Optimizing graphene nanoplatelet coating for enhanced wear resistance on copper through electrophoretic deposition parameters

Copper is widely used in several industrial fields due to its excellent thermal and electrical properties. On the other side, weak mechanical properties and wear resistances limit its usage. Low-friction and anti-wear coatings on copper could be a solution to solve those issues. In this work, an anti-wear low-friction graphene nanoplatelets (GNP) coating was successfully obtained on copper substrates through cathodic electrophoretic deposition in a water-based solution. The main aim of this paper was to evaluate the role of deposition times and voltages on the morphology, adhesion, and tribological performances of the coatings. Thus, a full-factorial plan was developed and tested: three deposition times (1, 2, and 3 min) and three voltages (15, 30 and 45 V) were studied.
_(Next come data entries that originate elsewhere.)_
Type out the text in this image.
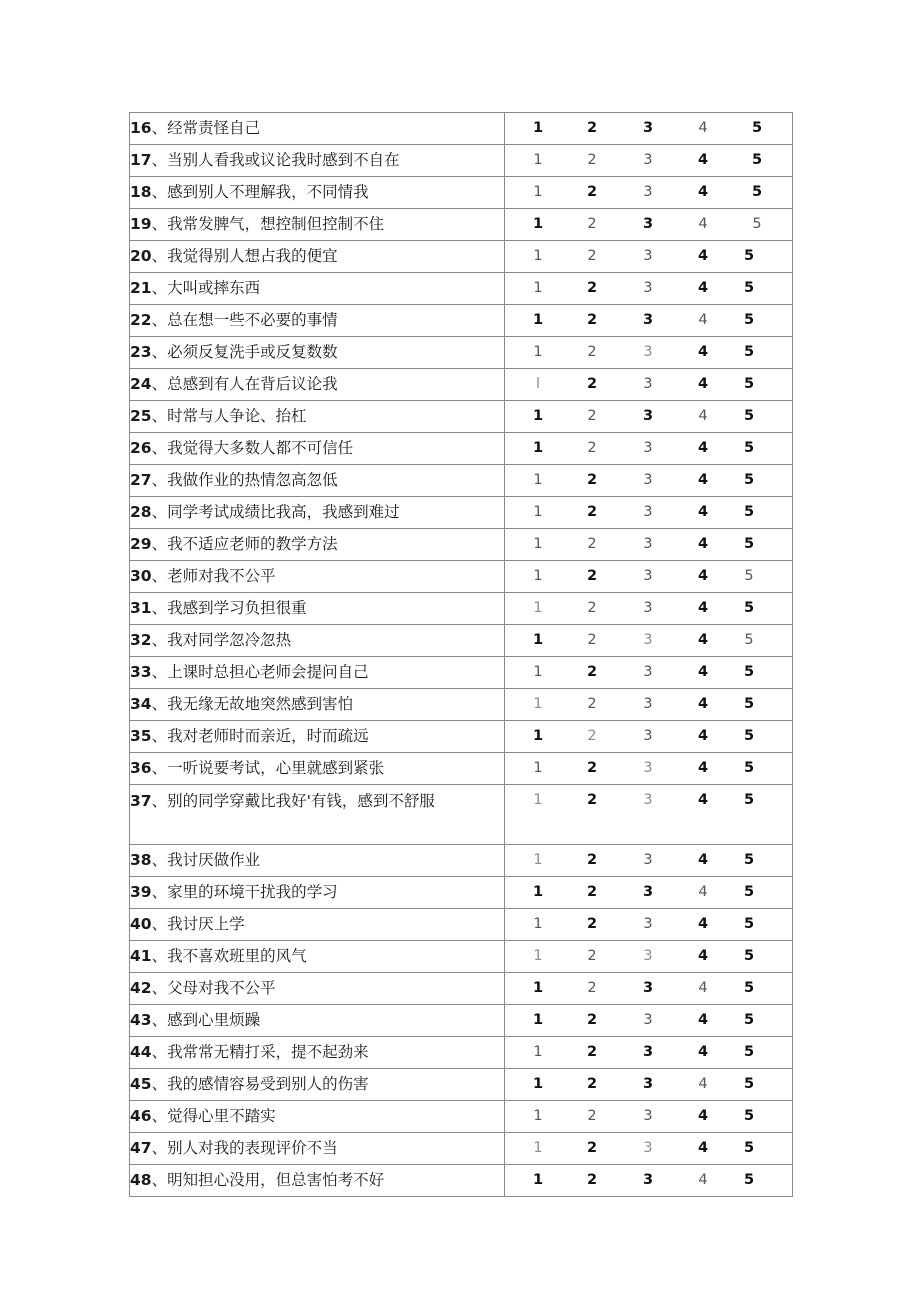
16、经常责怪自己	1 2 3 4 5

17、当别人看我或议论我时感到不自在	1 2 3 4 5

18、感到别人不理解我，不同情我	1 2 3 4 5

19、我常发脾气，想控制但控制不住	1 2 3 4 5

20、我觉得别人想占我的便宜	1 2 3 4 5

21、大叫或摔东西	1 2 3 4 5

22、总在想一些不必要的事情	1 2 3 4 5

23、必须反复洗手或反复数数	1 2 3 4 5

24、总感到有人在背后议论我	l 2 3 4 5

25、时常与人争论、抬杠	1 2 3 4 5

26、我觉得大多数人都不可信任	1 2 3 4 5

27、我做作业的热情忽高忽低	1 2 3 4 5

28、同学考试成绩比我高，我感到难过	1 2 3 4 5

29、我不适应老师的教学方法	1 2 3 4 5

30、老师对我不公平	1 2 3 4 5

31、我感到学习负担很重	1 2 3 4 5

32、我对同学忽冷忽热	1 2 3 4 5

33、上课时总担心老师会提问自己	1 2 3 4 5

34、我无缘无故地突然感到害怕	1 2 3 4 5

35、我对老师时而亲近，时而疏远	1 2 3 4 5

36、一听说要考试，心里就感到紧张	1 2 3 4 5

37、别的同学穿戴比我好'有钱，感到不舒服	1 2 3 4 5

38、我讨厌做作业	1 2 3 4 5

39、家里的环境干扰我的学习	1 2 3 4 5

40、我讨厌上学	1 2 3 4 5

41、我不喜欢班里的风气	1 2 3 4 5

42、父母对我不公平	1 2 3 4 5

43、感到心里烦躁	1 2 3 4 5

44、我常常无精打采，提不起劲来	1 2 3 4 5

45、我的感情容易受到别人的伤害	1 2 3 4 5

46、觉得心里不踏实	1 2 3 4 5

47、别人对我的表现评价不当	1 2 3 4 5

48、明知担心没用，但总害怕考不好	1 2 3 4 5
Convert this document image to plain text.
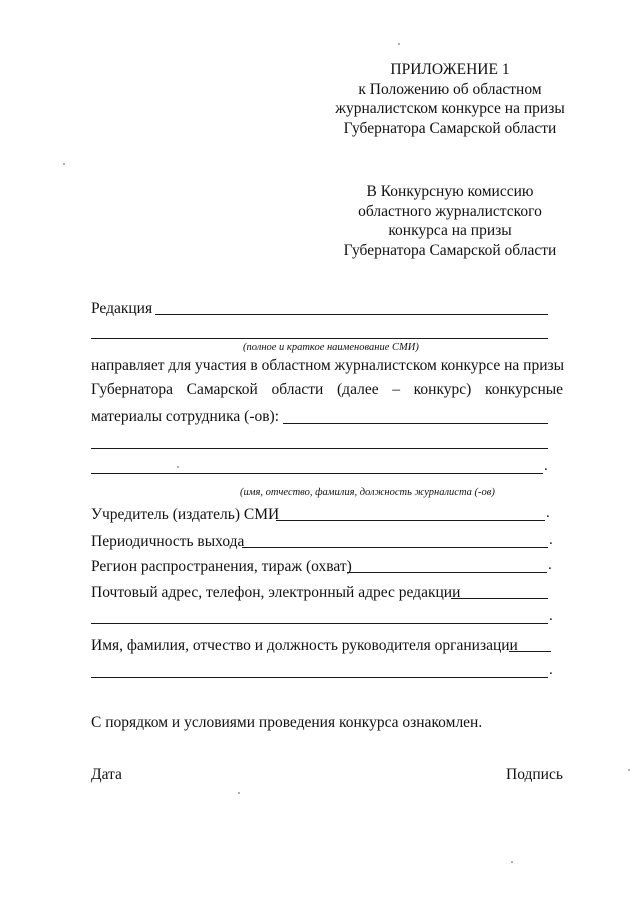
ПРИЛОЖЕНИЕ 1
к Положению об областном
журналистском конкурсе на призы
Губернатора Самарской области
В Конкурсную комиссию
областного журналистского
конкурса на призы
Губернатора Самарской области
Редакция
(полное и краткое наименование СМИ)
направляет для участия в областном журналистском конкурсе на призы
Губернатора Самарской области (далее – конкурс) конкурсные
материалы сотрудника (-ов):
.
(имя, отчество, фамилия, должность журналиста (-ов)
Учредитель (издатель) СМИ	.
Периодичность выхода	.
Регион распространения, тираж (охват)	.
Почтовый адрес, телефон, электронный адрес редакции
.
Имя, фамилия, отчество и должность руководителя организации
.
С порядком и условиями проведения конкурса ознакомлен.
Дата	Подпись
The coatings were tested through a scratch test to assess their adhesion, and their tribological performances were evaluated considering three different normal loads with a ball-on-flat configuration. The analysis of variance showed that both the studied parameters and their interactions were statistically significant for all the evaluated outputs. The results show that the GNP coatings enabled the formation of a tribofilm that lowers the coefficient of friction to approximately 0.12, obtaining a wear resistance improvement of over 88%.